Mehr Medienkompetenz
Agenda 18 ist eine Initiative zum verantwortungsbewussten Umgang mit Medien, die Holger Thalheimer, Chief People & Culture Officer bei Omnicom Media, vorstellte. „Dass der Klimawandel menschengemacht ist, ist seit über 50 Jahren bekannt“, erklärt er zuerst, allerdings haben sich die Rahmenbedingungen zwischenzeitlich geändert. So leben nur noch acht Prozent der Weltbevölkerung in einem demokratischen System, Fake News oder Trolls sind entstanden und nehmen inflationär zu. Auch die Monopolisierung der Nachrichtenhoheit oder der Einfluss der digitalen Medien auf die Gesundheit besonders von Kindern und Jugendlichen machen Sorgen. Daher seien Medienkompetenz und eine nachhaltige und bewusste Nutzung unumgänglich.

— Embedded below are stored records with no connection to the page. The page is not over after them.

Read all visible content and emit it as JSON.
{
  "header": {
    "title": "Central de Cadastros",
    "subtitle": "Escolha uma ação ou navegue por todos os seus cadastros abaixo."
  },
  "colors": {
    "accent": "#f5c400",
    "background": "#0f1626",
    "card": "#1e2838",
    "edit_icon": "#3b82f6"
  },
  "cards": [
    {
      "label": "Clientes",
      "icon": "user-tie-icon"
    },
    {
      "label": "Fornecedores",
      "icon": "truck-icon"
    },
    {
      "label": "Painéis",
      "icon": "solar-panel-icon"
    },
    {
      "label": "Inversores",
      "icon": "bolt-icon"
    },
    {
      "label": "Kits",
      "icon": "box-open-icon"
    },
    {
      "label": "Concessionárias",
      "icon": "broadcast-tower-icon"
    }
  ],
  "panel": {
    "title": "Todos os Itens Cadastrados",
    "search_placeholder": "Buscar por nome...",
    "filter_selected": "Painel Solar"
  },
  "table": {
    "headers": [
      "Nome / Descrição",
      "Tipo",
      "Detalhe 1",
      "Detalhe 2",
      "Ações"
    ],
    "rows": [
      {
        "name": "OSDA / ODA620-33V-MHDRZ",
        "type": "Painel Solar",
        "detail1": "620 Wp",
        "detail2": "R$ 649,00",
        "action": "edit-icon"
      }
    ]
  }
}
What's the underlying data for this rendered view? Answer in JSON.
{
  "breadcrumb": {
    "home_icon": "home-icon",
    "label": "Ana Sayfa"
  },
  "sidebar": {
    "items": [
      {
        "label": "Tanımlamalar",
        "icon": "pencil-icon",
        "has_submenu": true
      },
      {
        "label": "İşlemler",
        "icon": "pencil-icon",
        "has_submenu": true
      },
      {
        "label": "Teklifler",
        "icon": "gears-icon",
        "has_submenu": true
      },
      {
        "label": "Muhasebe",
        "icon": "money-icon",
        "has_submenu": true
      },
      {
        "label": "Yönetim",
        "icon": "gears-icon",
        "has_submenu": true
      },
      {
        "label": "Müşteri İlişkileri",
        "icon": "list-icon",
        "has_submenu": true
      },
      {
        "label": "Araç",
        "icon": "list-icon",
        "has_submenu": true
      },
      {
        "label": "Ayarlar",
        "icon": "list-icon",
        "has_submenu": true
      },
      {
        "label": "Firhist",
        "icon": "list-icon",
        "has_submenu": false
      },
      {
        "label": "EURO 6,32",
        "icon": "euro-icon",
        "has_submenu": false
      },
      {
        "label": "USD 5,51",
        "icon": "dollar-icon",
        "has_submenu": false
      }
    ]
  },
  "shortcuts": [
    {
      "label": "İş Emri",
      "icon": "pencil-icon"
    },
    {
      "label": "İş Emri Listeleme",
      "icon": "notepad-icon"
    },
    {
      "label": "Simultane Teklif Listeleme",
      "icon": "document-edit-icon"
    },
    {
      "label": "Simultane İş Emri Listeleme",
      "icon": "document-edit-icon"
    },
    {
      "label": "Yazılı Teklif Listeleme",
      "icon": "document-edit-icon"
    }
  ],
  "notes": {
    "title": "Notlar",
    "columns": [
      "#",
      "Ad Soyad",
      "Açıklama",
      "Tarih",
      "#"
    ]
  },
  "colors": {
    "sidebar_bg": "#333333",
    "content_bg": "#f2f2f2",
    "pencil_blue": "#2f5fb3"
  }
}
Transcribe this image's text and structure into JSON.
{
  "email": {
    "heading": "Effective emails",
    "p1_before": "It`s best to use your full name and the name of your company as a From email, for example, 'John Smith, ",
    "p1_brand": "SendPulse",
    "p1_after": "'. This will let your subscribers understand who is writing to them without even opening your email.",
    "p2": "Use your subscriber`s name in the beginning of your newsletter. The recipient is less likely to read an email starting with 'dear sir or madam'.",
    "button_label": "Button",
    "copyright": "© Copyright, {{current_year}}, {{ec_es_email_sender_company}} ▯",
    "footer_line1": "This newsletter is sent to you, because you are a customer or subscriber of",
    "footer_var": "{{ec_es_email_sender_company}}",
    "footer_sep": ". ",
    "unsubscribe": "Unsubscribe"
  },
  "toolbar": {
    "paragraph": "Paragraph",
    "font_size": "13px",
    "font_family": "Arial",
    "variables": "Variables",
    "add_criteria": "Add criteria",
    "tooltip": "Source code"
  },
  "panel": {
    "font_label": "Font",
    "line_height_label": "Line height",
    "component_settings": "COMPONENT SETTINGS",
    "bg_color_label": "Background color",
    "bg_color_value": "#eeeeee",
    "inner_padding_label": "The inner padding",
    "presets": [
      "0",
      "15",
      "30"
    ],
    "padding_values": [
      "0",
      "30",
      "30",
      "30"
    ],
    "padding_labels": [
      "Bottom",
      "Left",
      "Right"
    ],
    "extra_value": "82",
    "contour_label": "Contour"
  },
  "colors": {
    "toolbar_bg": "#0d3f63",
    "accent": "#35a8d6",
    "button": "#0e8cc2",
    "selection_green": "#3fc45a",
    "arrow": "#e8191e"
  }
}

Für einen nachhaltigen Umgang mit Energien ist das Wissen über den tatsächlichen Verbrauch eine Voraussetzung. Die EHI-Studie „CO2-Bilanzierung von Marketingmaßnahmen“, die mit Unterstützung der Initiative „Angebotskommunikation im Handel“ durchgeführt wurde, setzt genau hier an. Marijke Schröter-Hadley und Alex Mannweiler von CSCP sind Methodikpartner der Studie und stellten die wichtigsten Ergebnisse vor. So sei die Werbebranche weltweit für vier bis sechs Prozent der klimaschädlichen Emissionen verantwortlich. Sie machten auch deutlich, dass die Bilanzierung ein erster Schritt ist, der zeigt, an welcher Stelle der Wertschöpfungskette Emissionen entstehen. Jetzt sind die Akteure gefordert, dieses Wissen entsprechend anzupassen.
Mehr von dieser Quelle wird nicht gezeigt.